| COMP 310 
		 Fall 2012
 | Lec38: Final Project 
		Milestone 1 prep | 
	
		|          | 
Today we will concentrate on issues that arose during students' Milestone 1 
work over the weekend and we willl nail down what common interfaces and for the 
Milestone 1 deliverables for the next class period.
	- All provided code now available
		- Carefully follow the directions for installing the WWJ libraries.
		
			- You may need to use the svn:ignore setting especially if you are running a 32-bit system 
			or have a different operating system from your partner!
 
- A WWJ demo app is available: simply check out the following project:
		
		https://svn.rice.edu/r/comp310/course/WWJ_Demo 
- There is a problem WWJ with Macs running OS 10.8 (10.7 too 
		perhaps)
			- The unreleased WWJ v2.0 seems to work, but it breaks the demo 
			code, which may mean changes to the supplied "map" package. 
			
 
 
- There are a couple of unresolved API questions:   See
		forum discussion.
- Milestone 1 requirements
		- The previously implicit requirement of a description of how your 
		game will work was explicitly added to the Milestone 1 requirements.
- What is the minimum required funcitonality for Milestone 1?
 
 
Milestone 1 Advice
	- Think simple!   
	Don't make your game too complicated.
- In terms of features, think in terms of priority and 
	expandability:
		- What are the base, "mission-critical" features that are absolutely 
		needed in order to play your game?   These are the highest 
		priority features.
- What features fall into the "if we could add this too, it would 
		be really cool" category?   These are lower priority 
		features.
- Architect your system so that adding additional features will 
		require a minimum of code modification.
		
- Think variant and invariant:    
		Implement the invariants first and then add the variants!
 
- Don't try to write the whole project at once!

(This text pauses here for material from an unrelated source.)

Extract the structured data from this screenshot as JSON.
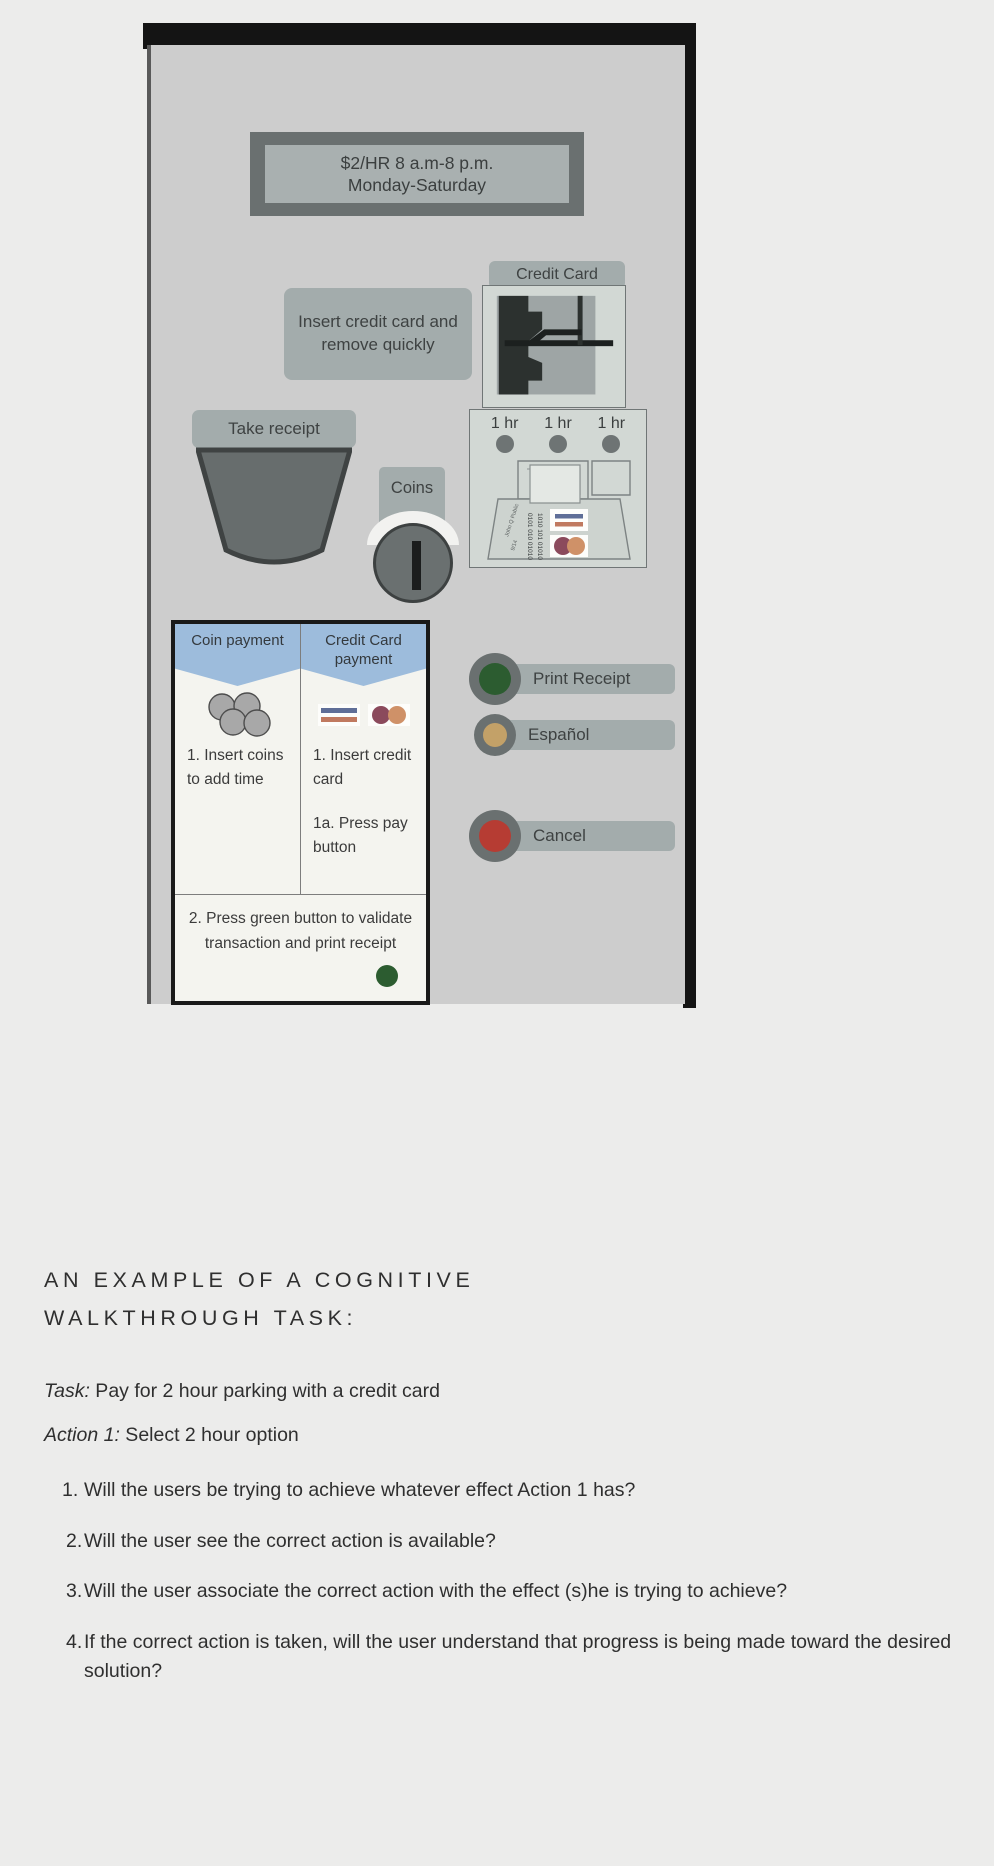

		- Write small pieces at a time, testing each piece to make sure it 
		works BEFORE writing more pieces.
			- Write stub (dummy) code for 
			non-yet-developed pieces that have simple, hard-wired behaviors 
			-- this allows you to test other pieces of the system first and 
			minimizes the pain of trying to debug the full system which has a 
			million places and ways of going wrong.
 
- Don't be afraid to write something, "just to test out the idea", 
		even if you know you will eventually throw that code away -- you will 
		have learned valuable insight and experience, so the effort is well 
		worth the time.   
 
- START EARLY!!
- ASK FOR HELP WHEN YOU HAVE PROBLEMS!!